3. Preview cleanup candidates

Run:

echo n | git cleanup

This invokes the alias with n piped to its confirmation prompt, so the candidate list is printed but nothing is deleted. Parse the lines between Will delete: and Proceed? — each candidate is a single branch name indented by two spaces.

If the output is No branches to clean up., report that and stop.

4. Let the user pick which branches to delete

Use AskUserQuestion with multiSelect: true. Each option's label is the branch name; the description is a short reason — e.g. "no upstream + missing on origin" (orphan) or "upstream pruned (: gone])" (classic gone branch).

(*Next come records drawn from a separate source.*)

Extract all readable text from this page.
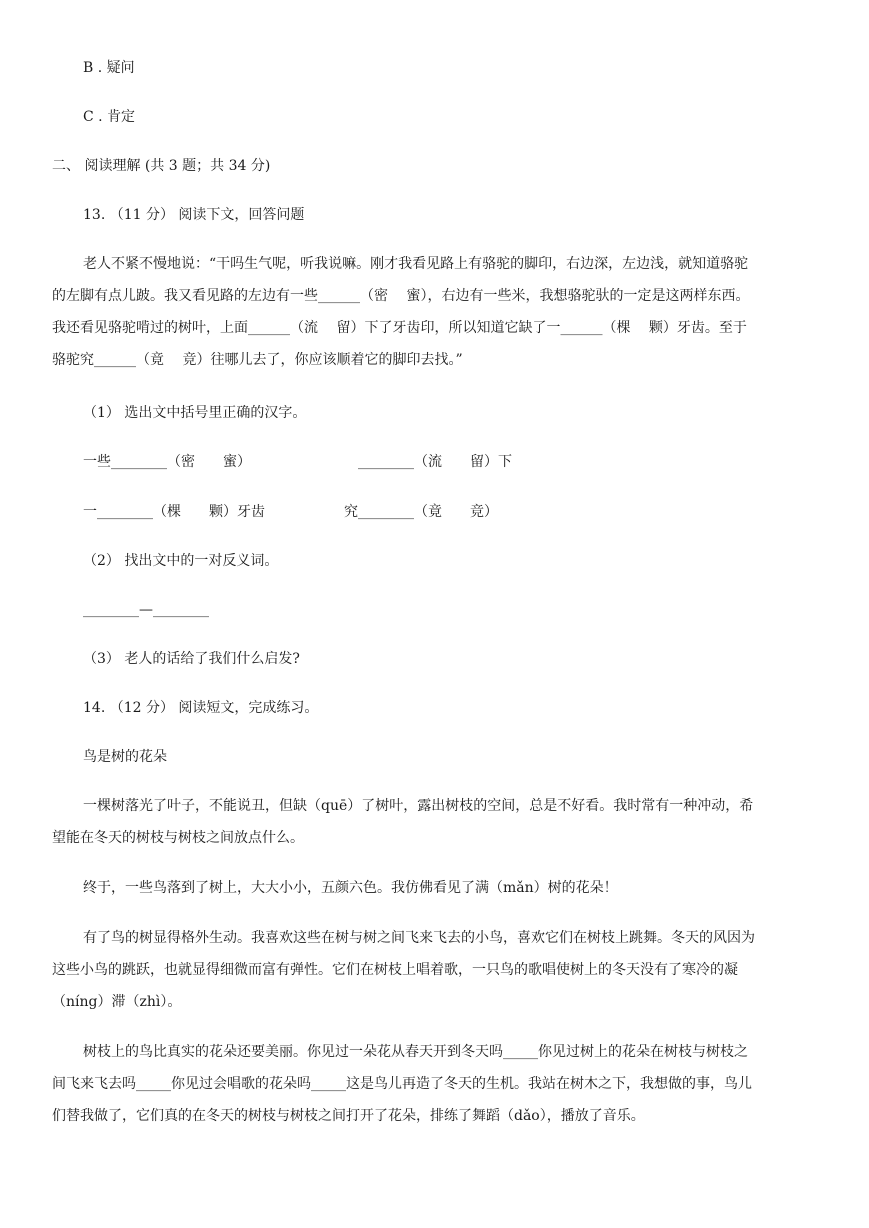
B . 疑问
C . 肯定
二、 阅读理解 (共 3 题；共 34 分)
13. （11 分） 阅读下文，回答问题
老人不紧不慢地说：“干吗生气呢，听我说嘛。刚才我看见路上有骆驼的脚印，右边深，左边浅，就知道骆驼
的左脚有点儿跛。我又看见路的左边有一些______（密　 蜜），右边有一些米，我想骆驼驮的一定是这两样东西。
我还看见骆驼啃过的树叶，上面______（流　 留）下了牙齿印，所以知道它缺了一______（棵　 颗）牙齿。至于
骆驼究______（竟　 竞）往哪儿去了，你应该顺着它的脚印去找。”
（1） 选出文中括号里正确的汉字。
一些________（密　　蜜）	________（流　　留）下
一________（棵　　颗）牙齿	究________（竟　　竞）
（2） 找出文中的一对反义词。
________—________
（3） 老人的话给了我们什么启发?
14. （12 分） 阅读短文，完成练习。
鸟是树的花朵
一棵树落光了叶子，不能说丑，但缺（quē）了树叶，露出树枝的空间，总是不好看。我时常有一种冲动，希
望能在冬天的树枝与树枝之间放点什么。
终于，一些鸟落到了树上，大大小小，五颜六色。我仿佛看见了满（mǎn）树的花朵！
有了鸟的树显得格外生动。我喜欢这些在树与树之间飞来飞去的小鸟，喜欢它们在树枝上跳舞。冬天的风因为
这些小鸟的跳跃，也就显得细微而富有弹性。它们在树枝上唱着歌，一只鸟的歌唱使树上的冬天没有了寒冷的凝
（níng）滞（zhì）。
树枝上的鸟比真实的花朵还要美丽。你见过一朵花从春天开到冬天吗_____你见过树上的花朵在树枝与树枝之
间飞来飞去吗_____你见过会唱歌的花朵吗_____这是鸟儿再造了冬天的生机。我站在树木之下，我想做的事，鸟儿
们替我做了，它们真的在冬天的树枝与树枝之间打开了花朵，排练了舞蹈（dǎo），播放了音乐。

Determine each branch's reason by checking whether git for-each-ref --format='%(upstream)' refs/heads/<branch> returns an upstream — empty means orphan, non-empty means gone.

Batching rules (AskUserQuestion caps: 4 options per question, 4 questions per call → 16 candidates per call):

1–4 candidates: one question, one option per branch.
5–16 candidates: multiple questions in a single call (up to 4 questions × 4 options each). Group sensibly — e.g., one question per "reason" category if that makes the choice clearer.
17+ candidates: sequential AskUserQuestion calls, 16 at a time.

For each question, phrase like "Delete these stale branches?" with multiSelect on. The user checks the ones to delete; unchecked branches stay.

5. Delete selected branches

Run a single in-sandbox Bash call:

git branch -D <selected1> <selected2> ...

Skip any branches the user did not check.

6. Report

One-line summary:

Deleted N branches: foo, bar, baz. Kept M: qux.
Or No branches deleted. if the user checked nothing.

Notes

The git cleanup alias lives in ~/.gitconfig and excludes main by design.
Never pipe y directly into git cleanup — always go through AskUserQuestion. The pipe is only for preview (n).
git checkout main and git pull origin main (Step 2) run in-sandbox by default — git internals (.git/objects, .git/refs) are sandbox-writable. They escalate to dangerouslyDisableSandbox: true only when either leg diff — git diff --name-only HEAD main (checkout) or git diff --name-only main origin/main (pull) — shows a sandbox-protected working-tree path (.claude/settings*.json, .claude/hooks/**, .claude/skills/**, .mcp.json) being rewritten, which would otherwise tear the tree. Do not use the net HEAD…origin/main diff — it cancels out the protected-path write that the checkout leg performs when you're on a just-merged branch that carried .claude/** changes (the exact case that tears the tree). git branch -D (Step 5) may print a could not write config file .git/config: Operation not permitted warning under sandbox — the branch is still deleted, so it's harmless; no DDS needed. All other steps run in-sandbox.
Branches with unique commits not on main are force-deleted via -D — acceptable because the user has explicitly opted in per branch.